Ein erster Höhepunkt des Konzerts war „Heaven’s Light“ von Steven Reineke (geb. 1970), gespielt nach der Lesung vom vierten Schöpfungstag. Das dynamisch weitgehend zurückhaltende Stück kam in der Akustik der Stadtpfarrkirche bestens zur Geltung. Direkte Bezüge zwischen dem Abschluss der Schöpfung und der danach erklingenden „Toccata for Band“ von Frank Erickson (1923-1996) lassen sich nicht herstellen. Es sei denn, man will das erfolgreichste originale Blasmusikwerk aller Zeiten in Bezug zur „Erfolgsnummer“ Erschaffung der Welt setzen.

Von der Schöpfungsgeschichte sprang man in der biblischen Chronologie etwas hin und her. Zunächst ging es ans Ende des Johannes-Evangeliums, als sich der auferstandene Jesus den Jüngern am See Tiberias zeigt. Auf den Auftrag Jesu an Petrus „Weide meine Schafe“ bezieht sich Johann Sebastian Bach in „Schafe mögen sicher weiden“ aus der Kantate 208, das in einer wie angegossenen Bearbeitung von Willy Hautvast erklang.

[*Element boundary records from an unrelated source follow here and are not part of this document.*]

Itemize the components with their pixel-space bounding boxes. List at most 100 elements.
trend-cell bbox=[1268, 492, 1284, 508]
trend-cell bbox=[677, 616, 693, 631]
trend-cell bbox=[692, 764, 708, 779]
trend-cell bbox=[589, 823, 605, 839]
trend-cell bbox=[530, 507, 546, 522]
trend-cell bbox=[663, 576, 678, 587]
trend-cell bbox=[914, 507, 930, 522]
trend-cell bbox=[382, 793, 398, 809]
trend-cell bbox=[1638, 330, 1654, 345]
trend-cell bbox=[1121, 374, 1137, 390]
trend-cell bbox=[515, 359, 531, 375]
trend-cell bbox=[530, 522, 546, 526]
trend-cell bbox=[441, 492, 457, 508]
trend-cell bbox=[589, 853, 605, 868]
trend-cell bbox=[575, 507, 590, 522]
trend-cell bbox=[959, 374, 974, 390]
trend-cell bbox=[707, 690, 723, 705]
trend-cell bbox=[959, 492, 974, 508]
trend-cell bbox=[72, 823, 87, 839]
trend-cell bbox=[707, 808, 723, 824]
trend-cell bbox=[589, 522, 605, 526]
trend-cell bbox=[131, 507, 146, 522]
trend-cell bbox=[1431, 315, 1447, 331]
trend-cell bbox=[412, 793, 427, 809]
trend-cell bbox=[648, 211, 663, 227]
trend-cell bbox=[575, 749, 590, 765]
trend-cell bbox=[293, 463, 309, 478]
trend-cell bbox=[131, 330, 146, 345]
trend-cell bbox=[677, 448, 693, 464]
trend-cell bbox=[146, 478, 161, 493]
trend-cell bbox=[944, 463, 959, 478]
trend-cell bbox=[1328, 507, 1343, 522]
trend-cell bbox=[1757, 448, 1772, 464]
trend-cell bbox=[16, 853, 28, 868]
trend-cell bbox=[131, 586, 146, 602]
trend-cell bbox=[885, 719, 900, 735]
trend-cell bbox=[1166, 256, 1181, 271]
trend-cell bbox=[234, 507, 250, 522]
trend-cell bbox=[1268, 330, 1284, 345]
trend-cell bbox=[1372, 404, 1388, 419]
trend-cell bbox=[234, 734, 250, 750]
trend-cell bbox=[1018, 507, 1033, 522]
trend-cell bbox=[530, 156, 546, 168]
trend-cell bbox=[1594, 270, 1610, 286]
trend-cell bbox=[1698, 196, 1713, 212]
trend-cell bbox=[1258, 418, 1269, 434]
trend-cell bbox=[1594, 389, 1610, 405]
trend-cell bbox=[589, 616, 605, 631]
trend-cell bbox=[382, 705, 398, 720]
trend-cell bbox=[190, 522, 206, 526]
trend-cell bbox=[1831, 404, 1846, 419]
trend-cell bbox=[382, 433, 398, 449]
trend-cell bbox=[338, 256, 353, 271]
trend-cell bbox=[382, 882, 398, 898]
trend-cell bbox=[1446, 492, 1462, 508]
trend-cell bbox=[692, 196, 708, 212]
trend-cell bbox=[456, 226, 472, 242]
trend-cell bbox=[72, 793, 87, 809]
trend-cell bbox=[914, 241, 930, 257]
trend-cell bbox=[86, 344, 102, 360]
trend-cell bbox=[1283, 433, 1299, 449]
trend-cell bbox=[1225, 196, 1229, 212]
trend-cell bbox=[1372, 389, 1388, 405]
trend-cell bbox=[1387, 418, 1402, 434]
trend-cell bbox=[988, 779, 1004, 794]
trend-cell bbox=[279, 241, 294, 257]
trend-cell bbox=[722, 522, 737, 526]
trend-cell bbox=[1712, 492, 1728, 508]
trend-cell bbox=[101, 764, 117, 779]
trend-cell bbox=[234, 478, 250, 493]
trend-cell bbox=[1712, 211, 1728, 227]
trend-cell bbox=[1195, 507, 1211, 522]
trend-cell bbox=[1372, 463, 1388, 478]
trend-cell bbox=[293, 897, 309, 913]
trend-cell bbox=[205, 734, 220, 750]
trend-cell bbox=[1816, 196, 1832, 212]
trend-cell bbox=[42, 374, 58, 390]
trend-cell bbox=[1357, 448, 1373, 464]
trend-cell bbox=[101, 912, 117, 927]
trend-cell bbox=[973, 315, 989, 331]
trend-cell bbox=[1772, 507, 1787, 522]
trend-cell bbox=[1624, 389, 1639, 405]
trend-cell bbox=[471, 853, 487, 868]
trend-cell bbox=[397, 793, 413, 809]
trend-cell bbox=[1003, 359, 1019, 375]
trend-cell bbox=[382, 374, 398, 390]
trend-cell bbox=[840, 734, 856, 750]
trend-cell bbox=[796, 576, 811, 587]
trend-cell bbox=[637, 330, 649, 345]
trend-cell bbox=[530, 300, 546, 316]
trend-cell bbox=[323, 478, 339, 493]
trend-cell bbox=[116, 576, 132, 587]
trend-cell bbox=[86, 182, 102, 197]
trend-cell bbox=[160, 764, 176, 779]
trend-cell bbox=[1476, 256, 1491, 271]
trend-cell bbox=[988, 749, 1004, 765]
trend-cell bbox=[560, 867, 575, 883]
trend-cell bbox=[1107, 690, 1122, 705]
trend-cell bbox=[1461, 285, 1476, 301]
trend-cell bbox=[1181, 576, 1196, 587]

Das balladenhafte „Pie Jesu“ aus dem Requiem von Andrew Lloyd Webber wurde in Bezug zur Taufe Jesu im Jordan gesetzt. Parallel zur „Memorial Suite“ von Jacob de Haan, deren Spiel mit alten Formen die Musiker sehr sensibel umsetzten, ging es um eine Szene am leeren Grab Jesu und die Frage „Was sucht ihr den Lebenden bei den Toten?“

Krönender Abschluss war die Vision des „Neuen Jerusalem“ aus der Offenbarung des Johannes. Was lag hier für die Stadtkapelle näher, als die „Jerusalem“-Hymne des Briten Hubert Parry (1848-1918) zu spielen. Nach diesem triumphalen Finale erklatschte sich das Publikum in der gut besetzten Stadtpfarrkirche zwei Zugaben: das „Te Deum“ von Marc Antoine Charpentier (auch bekannt als „Eurovisionsmelodie“) und eine Fantasie über „Londonderry Air“, geprägt von einem jazzigen Trompetensolo.